“Right is the last thing they think about,” spoke up a stone fly, “but I really care very little whether I’m called Neuroptera, as I was once, or Plecoptera, as I am now. Life is just as uncertain and full of accidents. Why, my friends, it is the greatest wonder I lived to grow up.” She sighed and began to fan her long, fat body with her broad fore wings.

“You know I was once a water baby.”

“Water baby?” repeated Ruth. “Wouldn’t your wings——”

“No they wouldn’t,” said Mrs. Stone Fly, “because I hadn’t any wings then. I was homely, flat, six-legged, and just the colour of the stone under which I spent most of my young life, hiding. I had to hide, or the boys would have found me and used me for bait. Think of it! Bait!”

And Mrs. Stone Fly, quite overcome, could say no more.

“We came to make a few remarks,” said one of a swarm of May flies that had been hovering about, “but we must go now. Life is too short for talking.”

“Poor things,” said Mrs. Lacewing, “life with them is indeed short. No wonder they are called Ephemerida. Think of living only for a day!”

“But they lived a long time as Nymphs,” said the dragon fly, who was still darting about, now here, now there, like a flash of living flame. “I know, because they were water babies like me. They could eat too, then, and the number of times they changed their skins was a caution. Why, my friends, they even change them after they leave the water and have their wings. No other insect does that.”

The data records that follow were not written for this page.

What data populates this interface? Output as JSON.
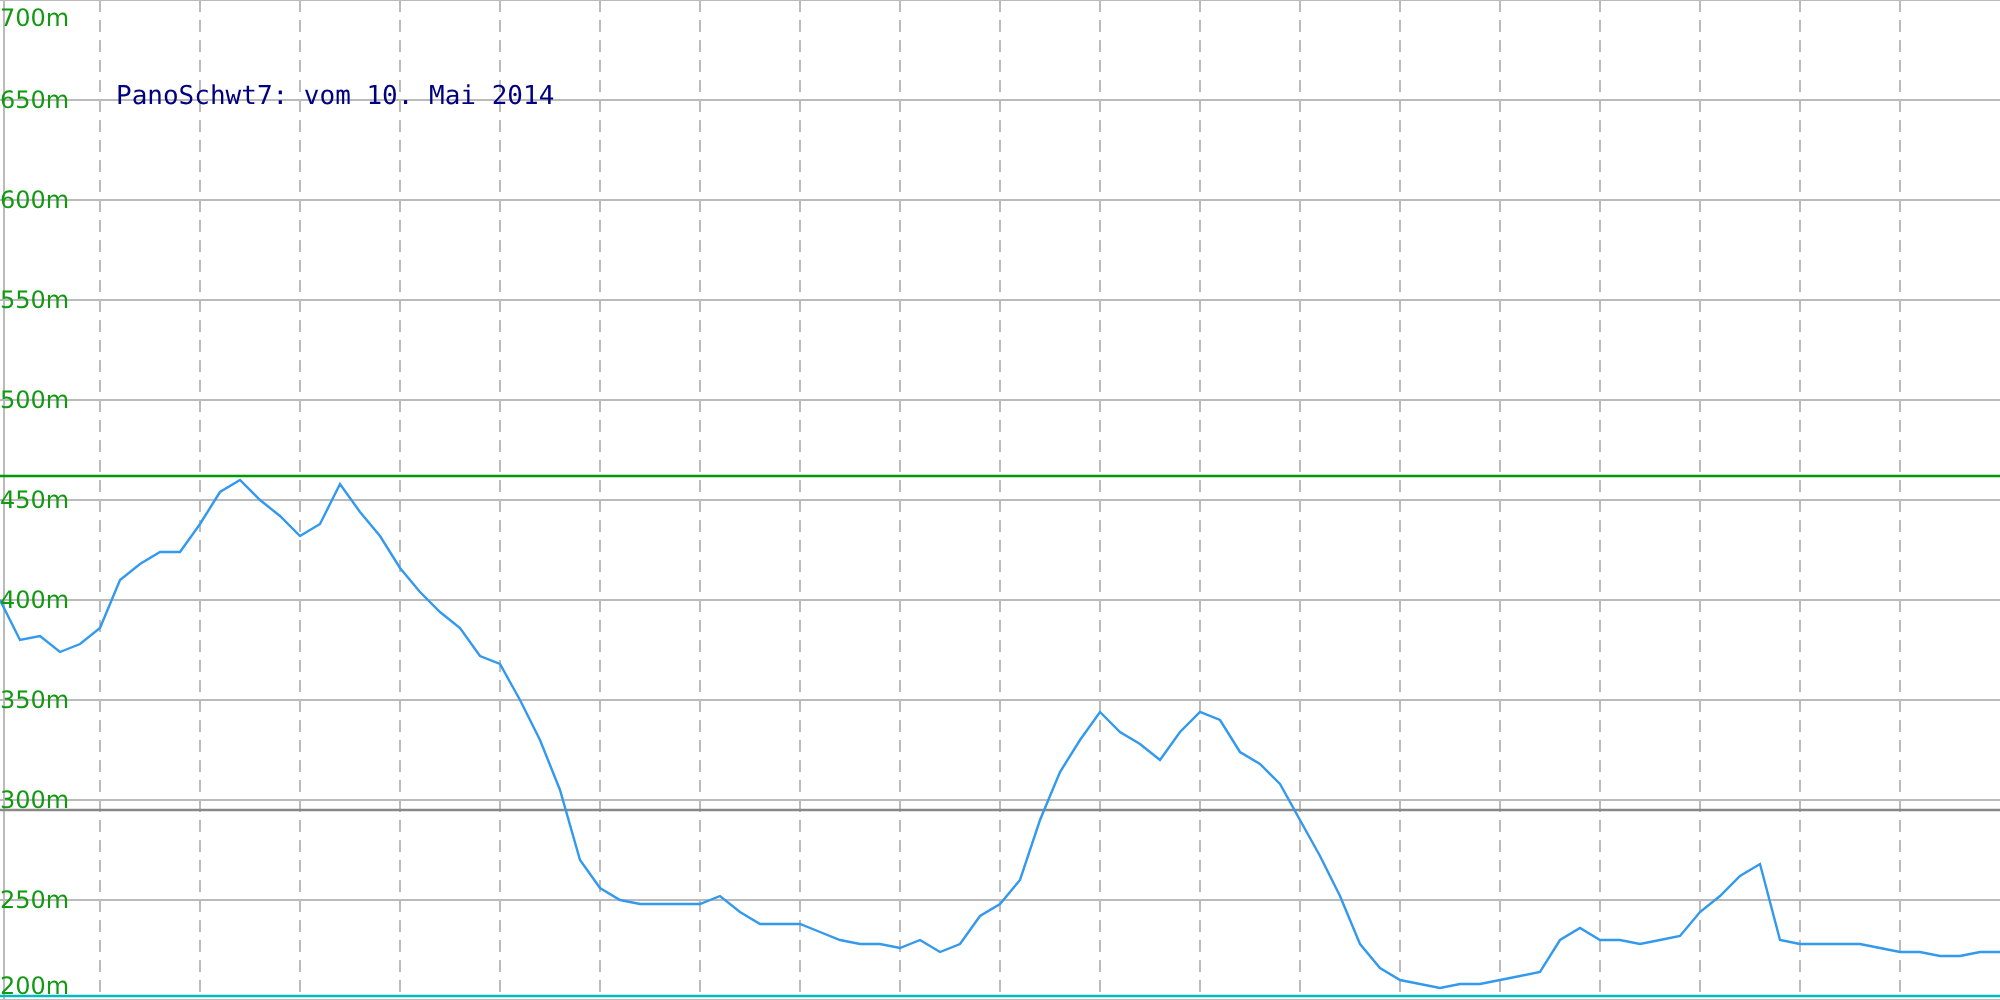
{
  "chart": {
    "chart_data": {
      "type": "line",
      "title": "PanoSchwt7: vom 10. Mai 2014",
      "ylim": [
        200,
        700
      ],
      "grid": true,
      "yticks": [
        {
          "value": 200,
          "label": "200m"
        },
        {
          "value": 250,
          "label": "250m"
        },
        {
          "value": 300,
          "label": "300m"
        },
        {
          "value": 350,
          "label": "350m"
        },
        {
          "value": 400,
          "label": "400m"
        },
        {
          "value": 450,
          "label": "450m"
        },
        {
          "value": 500,
          "label": "500m"
        },
        {
          "value": 550,
          "label": "550m"
        },
        {
          "value": 600,
          "label": "600m"
        },
        {
          "value": 650,
          "label": "650m"
        },
        {
          "value": 700,
          "label": "700m"
        }
      ],
      "series": [
        {
          "color": "#009900",
          "values": [
            462,
            462,
            462,
            462,
            462,
            462,
            462,
            462,
            462,
            462,
            462,
            462,
            462,
            462,
            462,
            462,
            462,
            462,
            462,
            462,
            462,
            462,
            462,
            462,
            462,
            462,
            462,
            462,
            462,
            462,
            462,
            462,
            462,
            462,
            462,
            462,
            462,
            462,
            462,
            462,
            462,
            462,
            462,
            462,
            462,
            462,
            462,
            462,
            462,
            462,
            462,
            462,
            462,
            462,
            462,
            462,
            462,
            462,
            462,
            462,
            462,
            462,
            462,
            462,
            462,
            462,
            462,
            462,
            462,
            462,
            462,
            462,
            462,
            462,
            462,
            462,
            462,
            462,
            462,
            462,
            462,
            462,
            462,
            462,
            462,
            462,
            462,
            462,
            462,
            462,
            462,
            462,
            462,
            462,
            462,
            462,
            462,
            462,
            462,
            462,
            462
          ]
        },
        {
          "color": "#888888",
          "values": [
            295,
            295,
            295,
            295,
            295,
            295,
            295,
            295,
            295,
            295,
            295,
            295,
            295,
            295,
            295,
            295,
            295,
            295,
            295,
            295,
            295,
            295,
            295,
            295,
            295,
            295,
            295,
            295,
            295,
            295,
            295,
            295,
            295,
            295,
            295,
            295,
            295,
            295,
            295,
            295,
            295,
            295,
            295,
            295,
            295,
            295,
            295,
            295,
            295,
            295,
            295,
            295,
            295,
            295,
            295,
            295,
            295,
            295,
            295,
            295,
            295,
            295,
            295,
            295,
            295,
            295,
            295,
            295,
            295,
            295,
            295,
            295,
            295,
            295,
            295,
            295,
            295,
            295,
            295,
            295,
            295,
            295,
            295,
            295,
            295,
            295,
            295,
            295,
            295,
            295,
            295,
            295,
            295,
            295,
            295,
            295,
            295,
            295,
            295,
            295,
            295
          ]
        },
        {
          "color": "#00bbbb",
          "values": [
            202,
            202,
            202,
            202,
            202,
            202,
            202,
            202,
            202,
            202,
            202,
            202,
            202,
            202,
            202,
            202,
            202,
            202,
            202,
            202,
            202,
            202,
            202,
            202,
            202,
            202,
            202,
            202,
            202,
            202,
            202,
            202,
            202,
            202,
            202,
            202,
            202,
            202,
            202,
            202,
            202,
            202,
            202,
            202,
            202,
            202,
            202,
            202,
            202,
            202,
            202,
            202,
            202,
            202,
            202,
            202,
            202,
            202,
            202,
            202,
            202,
            202,
            202,
            202,
            202,
            202,
            202,
            202,
            202,
            202,
            202,
            202,
            202,
            202,
            202,
            202,
            202,
            202,
            202,
            202,
            202,
            202,
            202,
            202,
            202,
            202,
            202,
            202,
            202,
            202,
            202,
            202,
            202,
            202,
            202,
            202,
            202,
            202,
            202,
            202,
            202
          ]
        },
        {
          "color": "#3399ee",
          "values": [
            400,
            380,
            382,
            374,
            378,
            386,
            410,
            418,
            424,
            424,
            438,
            454,
            460,
            450,
            442,
            432,
            438,
            458,
            444,
            432,
            416,
            404,
            394,
            386,
            372,
            368,
            350,
            330,
            305,
            270,
            256,
            250,
            248,
            248,
            248,
            248,
            252,
            244,
            238,
            238,
            238,
            234,
            230,
            228,
            228,
            226,
            230,
            224,
            228,
            242,
            248,
            260,
            290,
            314,
            330,
            344,
            334,
            328,
            320,
            334,
            344,
            340,
            324,
            318,
            308,
            290,
            272,
            252,
            228,
            216,
            210,
            208,
            206,
            208,
            208,
            210,
            212,
            214,
            230,
            236,
            230,
            230,
            228,
            230,
            232,
            244,
            252,
            262,
            268,
            230,
            228,
            228,
            228,
            228,
            226,
            224,
            224,
            222,
            222,
            224,
            224
          ]
        }
      ]
    }
  }
}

“Now, my story, in the beginning, is something like theirs. I, too, was born in the bottom of the pond and, no doubt, I played with some of you, or I may have tried to make a meal of you. Well, if I did I failed, and I shouldn’t be blamed for the sins of my youth. All of us eat when we can get the chance, and there’s no use in being sorry for the dinner. I suppose you would like to hear how I managed to get into the pond?” He looked at Ruth, who nodded her head, though she was still laughing at the idea of being sorry for a dinner.

“You see,” explained Mrs. Lacewing, “the dinner might be your nearest relation.”